Esembe has created The Global Women Lobby , which brings together non-governmental organisations and individuals all over the world to work for the fight against exploitation and human trafficking. The lobby will work with ministers of governments in various countries and with international organizations to take human trafficking seriously at all levels of education, and teach people how to recognize a potential human trafficking chain. Details of how this will work are on the website https://web.archive.org/web/20160304064937/http://berylasoboministries.org/global-women-lobby/

As a public speaker, Esembe has narrowed her interest to gender violence prevention as well as religious topics. She has been a guest speaker in conferences in the UK, Canada , and Cyprus.
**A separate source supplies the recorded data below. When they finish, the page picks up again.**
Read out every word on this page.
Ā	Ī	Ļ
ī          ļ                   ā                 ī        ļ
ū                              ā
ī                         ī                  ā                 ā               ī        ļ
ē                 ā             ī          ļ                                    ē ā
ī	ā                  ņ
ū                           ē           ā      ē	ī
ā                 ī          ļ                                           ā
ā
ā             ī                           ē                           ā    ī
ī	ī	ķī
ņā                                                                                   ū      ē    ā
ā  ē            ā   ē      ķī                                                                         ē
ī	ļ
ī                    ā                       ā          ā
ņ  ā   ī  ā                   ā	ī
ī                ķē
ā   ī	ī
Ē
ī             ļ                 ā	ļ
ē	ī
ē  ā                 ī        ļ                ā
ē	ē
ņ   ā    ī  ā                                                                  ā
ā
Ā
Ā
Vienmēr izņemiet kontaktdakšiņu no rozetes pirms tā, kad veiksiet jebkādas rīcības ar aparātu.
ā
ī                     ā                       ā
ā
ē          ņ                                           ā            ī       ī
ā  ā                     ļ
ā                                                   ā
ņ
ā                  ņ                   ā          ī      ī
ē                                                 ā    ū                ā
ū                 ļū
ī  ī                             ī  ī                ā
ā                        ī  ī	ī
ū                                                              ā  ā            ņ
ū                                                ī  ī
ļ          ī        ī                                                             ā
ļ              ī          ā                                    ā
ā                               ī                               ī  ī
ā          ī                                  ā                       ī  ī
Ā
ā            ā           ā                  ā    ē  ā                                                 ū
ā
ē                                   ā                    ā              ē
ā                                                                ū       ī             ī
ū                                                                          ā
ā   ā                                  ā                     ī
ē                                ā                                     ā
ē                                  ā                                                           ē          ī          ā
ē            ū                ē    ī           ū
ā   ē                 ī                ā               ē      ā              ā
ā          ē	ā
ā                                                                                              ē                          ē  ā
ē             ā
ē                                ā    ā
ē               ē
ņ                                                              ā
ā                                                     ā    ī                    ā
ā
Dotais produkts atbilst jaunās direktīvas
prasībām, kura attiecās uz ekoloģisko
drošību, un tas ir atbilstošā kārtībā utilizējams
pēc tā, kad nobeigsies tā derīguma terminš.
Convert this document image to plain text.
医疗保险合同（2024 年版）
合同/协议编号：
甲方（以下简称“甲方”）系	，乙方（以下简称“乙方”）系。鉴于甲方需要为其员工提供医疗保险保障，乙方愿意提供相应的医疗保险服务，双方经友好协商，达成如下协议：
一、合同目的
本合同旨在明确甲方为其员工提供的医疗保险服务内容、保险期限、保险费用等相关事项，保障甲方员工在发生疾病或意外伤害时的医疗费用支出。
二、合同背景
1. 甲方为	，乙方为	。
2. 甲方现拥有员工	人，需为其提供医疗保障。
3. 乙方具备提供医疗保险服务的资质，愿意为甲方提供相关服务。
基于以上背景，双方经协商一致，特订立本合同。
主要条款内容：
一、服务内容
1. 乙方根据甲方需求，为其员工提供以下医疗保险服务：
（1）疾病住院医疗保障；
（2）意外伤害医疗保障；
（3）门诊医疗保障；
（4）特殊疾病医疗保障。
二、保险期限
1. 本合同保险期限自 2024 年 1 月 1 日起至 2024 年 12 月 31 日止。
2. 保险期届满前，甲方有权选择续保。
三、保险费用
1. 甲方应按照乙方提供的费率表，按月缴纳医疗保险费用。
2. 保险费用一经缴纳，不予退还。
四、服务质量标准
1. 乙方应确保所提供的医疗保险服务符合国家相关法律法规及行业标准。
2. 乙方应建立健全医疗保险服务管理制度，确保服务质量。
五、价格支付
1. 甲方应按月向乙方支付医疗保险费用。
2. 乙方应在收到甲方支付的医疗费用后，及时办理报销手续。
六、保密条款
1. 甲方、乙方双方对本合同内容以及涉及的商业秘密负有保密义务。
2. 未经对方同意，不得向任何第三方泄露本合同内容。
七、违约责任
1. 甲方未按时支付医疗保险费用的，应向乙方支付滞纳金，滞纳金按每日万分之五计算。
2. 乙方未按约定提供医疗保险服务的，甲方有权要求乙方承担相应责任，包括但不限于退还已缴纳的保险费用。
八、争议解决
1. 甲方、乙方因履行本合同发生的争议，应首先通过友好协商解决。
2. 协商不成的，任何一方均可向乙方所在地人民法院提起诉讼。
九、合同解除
She organizes conferences and events when the need arises mainly for the empowerment of women in 'foreign' conditions and to educate women generally.

Esembe is the founder of Travel Trade Africa, a non-political organization of Africans and supporters of Africa in Cyprus and abroad with the stated aim of creating solidarity, love, and community consciousness among Africans in the diaspora, and facilitate friendship with non-African people. She graduated with a Bachelor of Arts (with a major in religion and a minor in biology) from Andrews University from the Campus in Nigeria, the then Adventist Seminary of West Africa). She holds a master's degree in sociology from InterCollege Nicosia, now called the University of Nicosia.

Esembe was the originator of the Classical Singers and the Harbingers of Cameroon. She is also a composer and singer. Apart from multiple albums released with her groups she has one album of her own, titled Ngele Kuma Ngele.

Esembe is the founding bishop and leading elder of Inspiration Talks 4 Women . This is a movement of believers who have come to understand that no denomination is a taxi to heaven.

Esembe was ordained as a canon bishop by the International Council of Pentecostal Bishops in February 2015 (Recife, Brazil) by Archbishop Clinton Lloyd Battieste, the Chief Prelate and president.